What the Market’s Missing
The market’s implying just 1% growth — as if PayPal’s best days are gone.
But even without heroics, buybacks alone add ~5% EPS growth annually.
Combine that with mid-single-digit organic growth, and you’ve got a quite decent return.
Long-Term Growth & Reinvestment Potential ( Add chart here)
PayPal still has room to scale.
Global digital payments growing ~5% annually through 2028.
Expanding SMB services, cross-border payments, and digital wallets.
Leveraging AI and data to drive personalization and security.
$5.3B in annual free cash flow funds both innovation and buybacks.
A steady compounder with the cash, reach, and tech to reinvest profitably — not fast growth, but durable growth.
Performance vs Peers:
The market has been ruthless to PayPal — and overly generous to its peers.
But under the surface, the setup looks increasingly asymmetric.

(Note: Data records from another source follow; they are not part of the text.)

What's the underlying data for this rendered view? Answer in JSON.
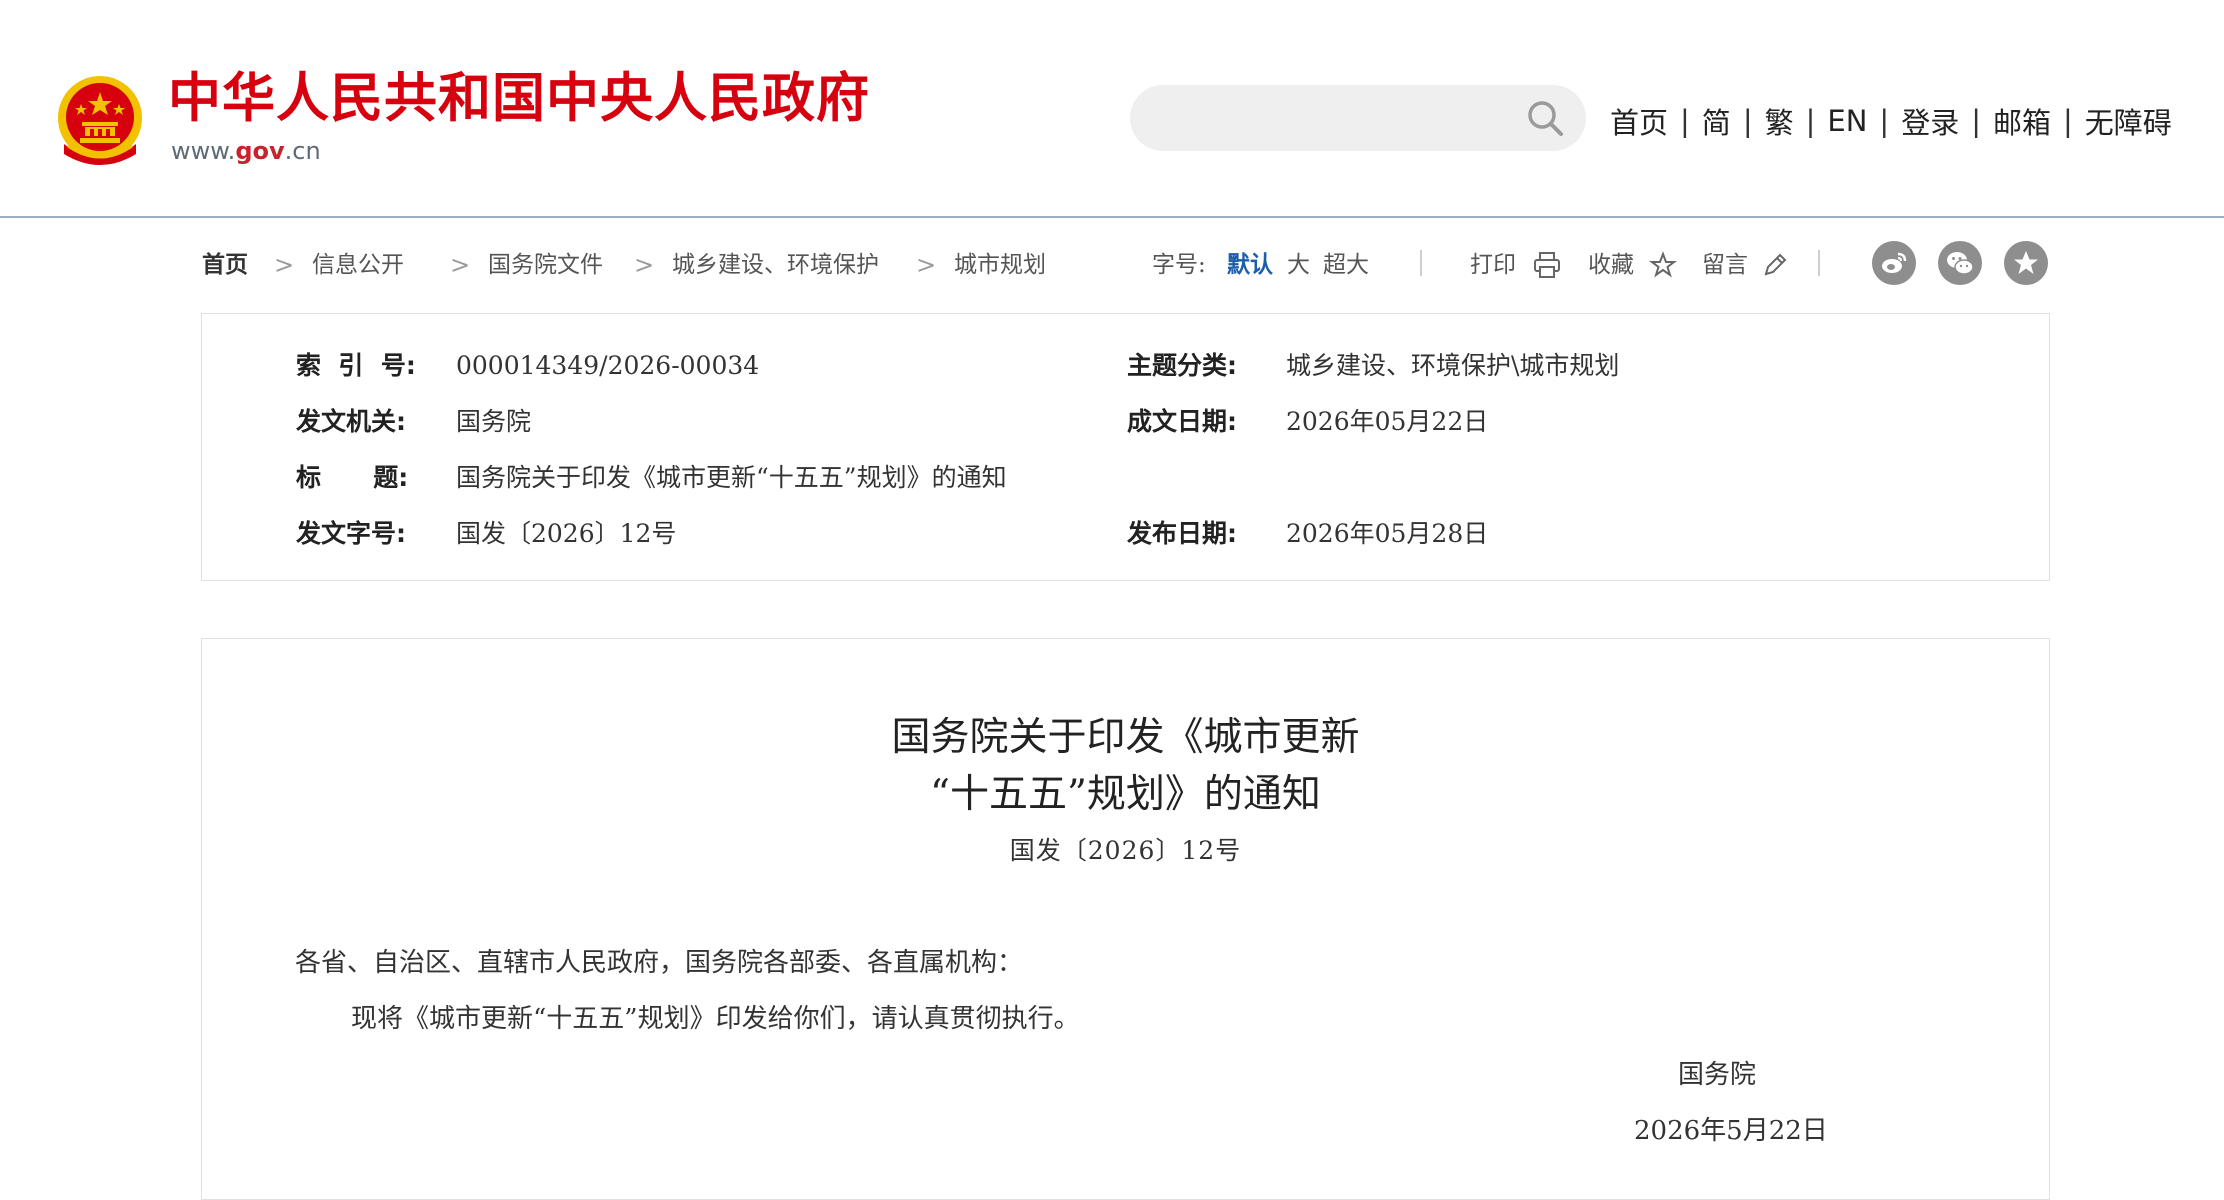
{
  "header": {
    "site_title": "中华人民共和国中央人民政府",
    "site_url_prefix": "www.",
    "site_url_domain": "gov",
    "site_url_suffix": ".cn",
    "search_placeholder": "",
    "links": [
      "首页",
      "简",
      "繁",
      "EN",
      "登录",
      "邮箱",
      "无障碍"
    ],
    "separator": "|"
  },
  "breadcrumb": [
    "首页",
    "信息公开",
    "国务院文件",
    "城乡建设、环境保护",
    "城市规划"
  ],
  "breadcrumb_sep": ">",
  "toolbar": {
    "fontsize_label": "字号:",
    "fontsize_default": "默认",
    "fontsize_large": "大",
    "fontsize_xlarge": "超大",
    "print": "打印",
    "favorite": "收藏",
    "comment": "留言",
    "share_icons": [
      "weibo-icon",
      "wechat-icon",
      "favorites-star-icon"
    ]
  },
  "meta": {
    "index_label": "索  引  号:",
    "index_value": "000014349/2026-00034",
    "topic_label": "主题分类:",
    "topic_value": "城乡建设、环境保护\\城市规划",
    "issuer_label": "发文机关:",
    "issuer_value": "国务院",
    "date_written_label": "成文日期:",
    "date_written_value": "2026年05月22日",
    "title_label": "标      题:",
    "title_value": "国务院关于印发《城市更新“十五五”规划》的通知",
    "docno_label": "发文字号:",
    "docno_value": "国发〔2026〕12号",
    "date_published_label": "发布日期:",
    "date_published_value": "2026年05月28日"
  },
  "article": {
    "title_line1": "国务院关于印发《城市更新",
    "title_line2": "“十五五”规划》的通知",
    "doc_number": "国发〔2026〕12号",
    "salutation": "各省、自治区、直辖市人民政府，国务院各部委、各直属机构：",
    "body": "现将《城市更新“十五五”规划》印发给你们，请认真贯彻执行。",
    "signature": "国务院",
    "date": "2026年5月22日"
  },
  "colors": {
    "brand_red": "#d6000f",
    "active_blue": "#1d5ea8",
    "header_rule": "#9ab0c2",
    "emblem_gold": "#f2c200"
  }
}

PayPal (PYPL): Down –63% since early 2021 (CAGR –18%).
Adyen (ADYEN): Essentially flat, –2.3% over the same period (CAGR –0.5%).
Shopify (SHOP): Up +71% (CAGR +11.3%), recovering strongly after its post-COVID reset.
The market’s been brutal — but overreaction creates opportunity. PayPal’s fundamentals remain solid; sentiment is the outlier.
Risks:
Competitive pricing pressure from Stripe, Adyen, and Apple.
Slower e-commerce growth post-pandemic.
Regulatory and cybersecurity overhangs.
Execution risk — new leadership still proving itself.
But PayPal has the balance sheet to absorb mistakes. That’s the difference between a risky stock and a risky company.
Conclusion
PayPal today is a good business trading like a bad one.
If Chriss sustains margin discipline and scales Fastlane, PayPal’s FCF power could drive a meaningful re-rate.
It’s not a “great” business anymore. But it’s still a good one at a great price — and that’s how compounding starts.
SCC Rating: 70% | Undervalued
At silvercrosscapital we built the Outlier Portfolio on one truth: a handful of stocks create nearly all long-term wealth.
Our mission? Find the next outlier before Wall St. does.
The question: Is PayPal an outlier? Not even close.